Wildfire, job concerns remain


Stocks in Canada’s largest centre found their way into the green, but anxiously so, while weaker-than-expected U.S. and Canadian jobs data and wildfire-driven oil production cuts in Alberta weighed on the country's economic outlook.

The S&P/TSX Composite Index gained 34.62 points to open Friday at 13,632.01

The Canadian dollar was negative 0.36 cents to 77.44 cents U.S.

Boosted by a pivotal CSeries deal with Delta Air Lines, Bombardier is rekindling sales talks with several U.S. and European carriers, even as it eyes China, the world's fastest-growing aviation nation.

Bombardier stock gained a penny to $2.02.

NBF raised the rating on Canadian Natural Resources to outperform from sector perform.

Natural Resources, which trades under the symbol CNQ, acquired 23 cents to $36.08.

Barclays cut the target on CI Financial to $29.00 from $30.00 with an overweight rating.

CI shares gave back 28 cents, or 1%, to $26.55.

RBC Capital raised the target price on SNC-Lavalin Group to $54.00 from $53.00, with an outperform rating.

SNC shares jumped $2.20, or 4.8%, to $47.89.

On the economic slate, Statistics Canada reported that the economy lost 2,100 jobs in April, leaving the unemployment rate at 7.1%.

Moreover, Western University`s IVEY Purchasing Managers' Index came in at 53.1 for April, down from 50.1 in March and 58.2 for March 2015.

The survey of purchasing managers asks if their buys increased, decreased, or remained static during the month, and any figure above 50 indicates an expansion.

ON BAYSTREET

The TSX Venture Exchange advanced 2.19 points to begin Friday at 659.32

Seven of the 13 TSX subgroups were higher in the first hour, with gold up 2.6%, metals and mining better by 2.5%, and materials up 1.8%.

The half-dozen laggards were weighed most by health-care, ailing 0.3%, financials slipped 0.2%, and utilities, off 0.1%.

ON WALLSTREET

Stateside stocks traded in a range Friday after the headline figure in the April non-farm payrolls report missed expectations.

The Dow Jones Industrials sank 14.17 points to 17,646.54

The S&P 500 dropped 1.47 points to 2,049.16, Utilities fell more than 1% as the greatest laggard.

The NASDAQ Composite Index slipped 10.75 points to 4,706.34

Shares of Yelp were up 12% at $24.00 U.S. after the company's revenue beat expectations.

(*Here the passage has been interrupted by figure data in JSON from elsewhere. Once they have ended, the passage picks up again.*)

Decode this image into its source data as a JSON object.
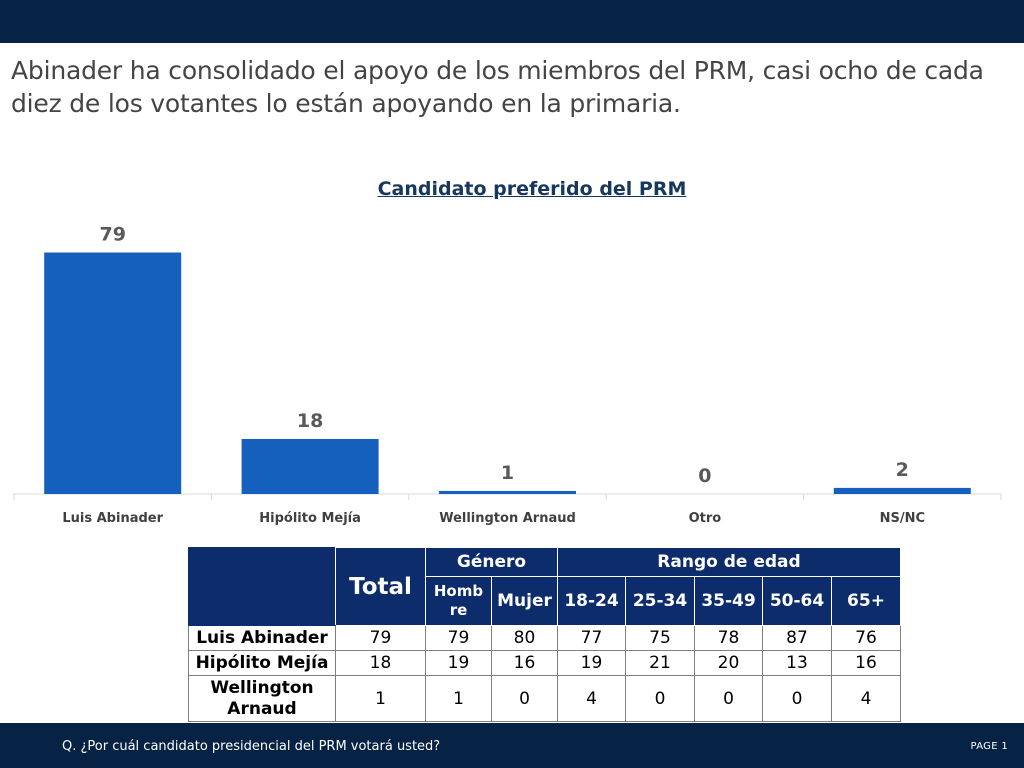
{
  "headline": "Abinader ha consolidado el apoyo de los miembros del PRM, casi ocho de cada diez de los votantes lo están apoyando en la primaria.",
  "chart_data": {
    "type": "bar",
    "title": "Candidato preferido del PRM",
    "categories": [
      "Luis Abinader",
      "Hipólito Mejía",
      "Wellington Arnaud",
      "Otro",
      "NS/NC"
    ],
    "values": [
      79,
      18,
      1,
      0,
      2
    ],
    "ylim": [
      0,
      88
    ],
    "bar_color": "#1560bd",
    "grid": false
  },
  "table": {
    "total_label": "Total",
    "groups": [
      "Género",
      "Rango de edad"
    ],
    "sub_headers": [
      "Hombre",
      "Mujer",
      "18-24",
      "25-34",
      "35-49",
      "50-64",
      "65+"
    ],
    "rows": [
      {
        "label": "Luis Abinader",
        "values": [
          "79",
          "79",
          "80",
          "77",
          "75",
          "78",
          "87",
          "76"
        ]
      },
      {
        "label": "Hipólito Mejía",
        "values": [
          "18",
          "19",
          "16",
          "19",
          "21",
          "20",
          "13",
          "16"
        ]
      },
      {
        "label": "Wellington Arnaud",
        "values": [
          "1",
          "1",
          "0",
          "4",
          "0",
          "0",
          "0",
          "4"
        ]
      }
    ]
  },
  "footer": {
    "question": "Q. ¿Por cuál candidato presidencial del PRM votará usted?",
    "page": "PAGE 1"
  }
}
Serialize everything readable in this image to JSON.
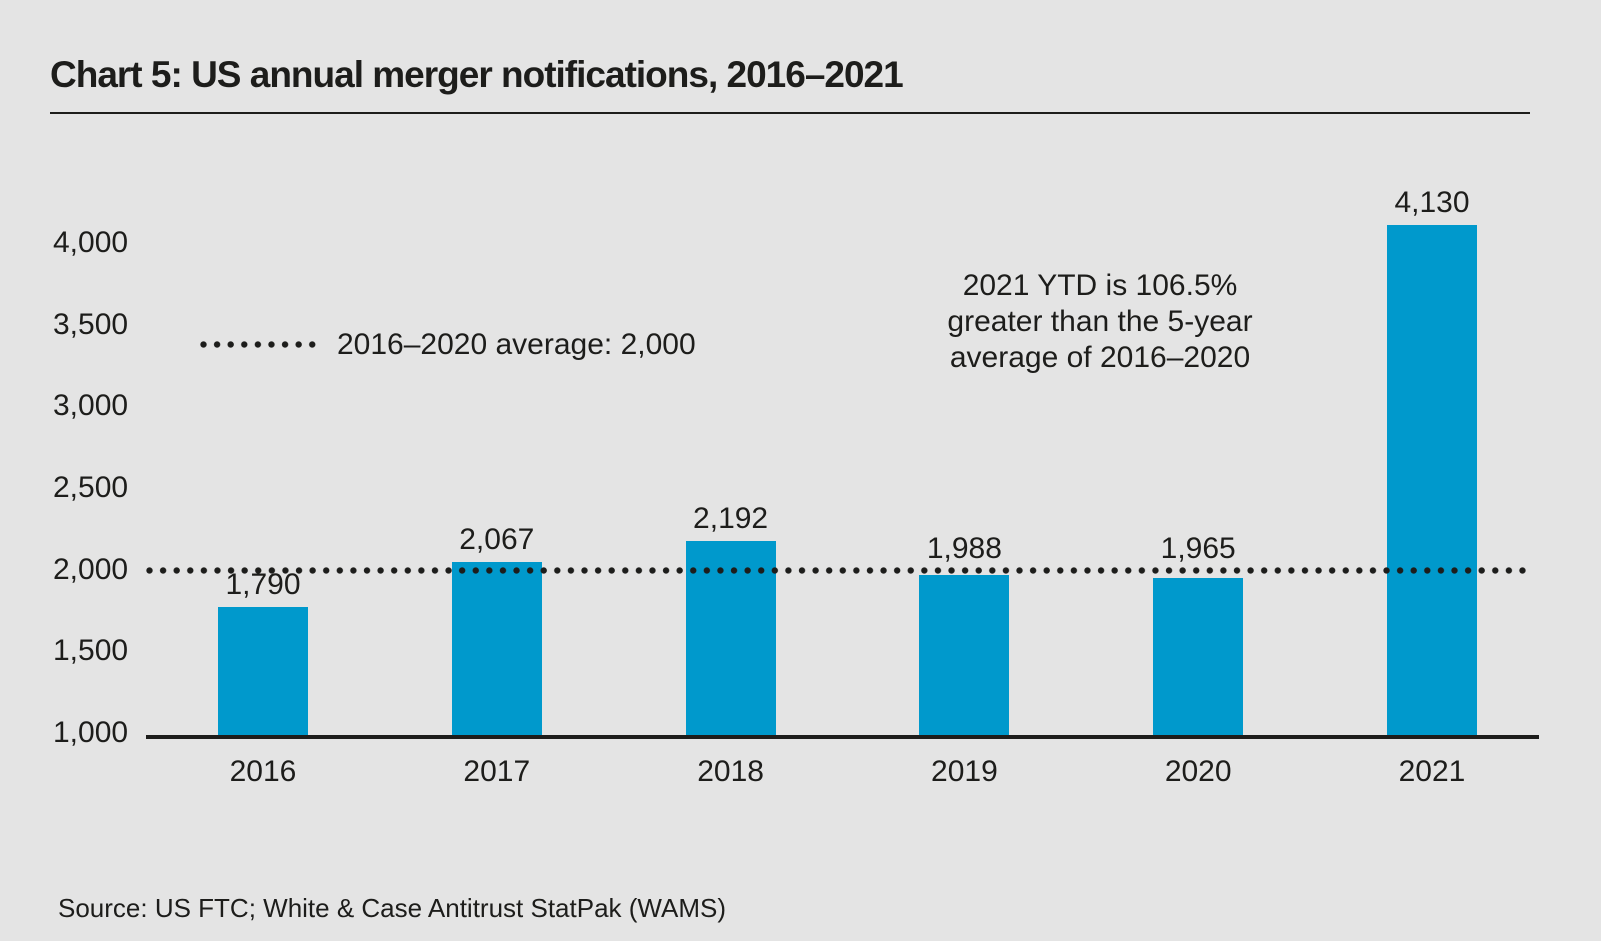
{
  "page": {
    "background_color": "#e4e4e4",
    "text_color": "#1d1d1b"
  },
  "header": {
    "title": "Chart 5: US annual merger notifications, 2016–2021"
  },
  "chart_data": {
    "type": "bar",
    "title": "Chart 5: US annual merger notifications, 2016–2021",
    "categories": [
      "2016",
      "2017",
      "2018",
      "2019",
      "2020",
      "2021"
    ],
    "values": [
      1790,
      2067,
      2192,
      1988,
      1965,
      4130
    ],
    "value_labels": [
      "1,790",
      "2,067",
      "2,192",
      "1,988",
      "1,965",
      "4,130"
    ],
    "xlabel": "",
    "ylabel": "",
    "ylim": [
      1000,
      4250
    ],
    "yticks": [
      1000,
      1500,
      2000,
      2500,
      3000,
      3500,
      4000
    ],
    "ytick_labels": [
      "1,000",
      "1,500",
      "2,000",
      "2,500",
      "3,000",
      "3,500",
      "4,000"
    ],
    "grid": false,
    "bar_color": "#0099cc",
    "axis_color": "#1d1d1b",
    "reference_line": {
      "value": 2000,
      "style": "dotted",
      "color": "#1d1d1b",
      "legend_label": "2016–2020 average: 2,000",
      "legend_position": "inside-upper-left"
    },
    "annotation": {
      "lines": [
        "2021 YTD is 106.5%",
        "greater than the 5-year",
        "average of 2016–2020"
      ]
    }
  },
  "footer": {
    "source": "Source: US FTC; White & Case Antitrust StatPak (WAMS)"
  }
}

Endo International slumped 34.7% to $17.36 U.S. after the drug maker slashed its 2016 revenue and profit forecasts. The stock dragged other specialty drug makers such as Horizon Pharma, Mallinckrodt and Valeant Pharmaceutical.

Square fell 16.1% to $10.96 U.S. after the mobile payments company reported a bigger-than-expected quarterly loss.

The data showed creation of 160,000 jobs in the U.S., well below expectations of more than 200,000 jobs. Unemployment came in at 5%, as expected, while average hourly wages for the month rose 0.3%, also in-line with expectations. The labour force participation
rate fell to 62.8%.

Prices for the 10-year Treasury sagged, raising yields to 1.76% from Thursday’s 1.74%. Treasury prices and yields move in opposite directions

Oil prices gained 59 cents a barrel to $44.37 U.S.

Gold prices slid $3.09 to $1,276.59 U.S. an ounce.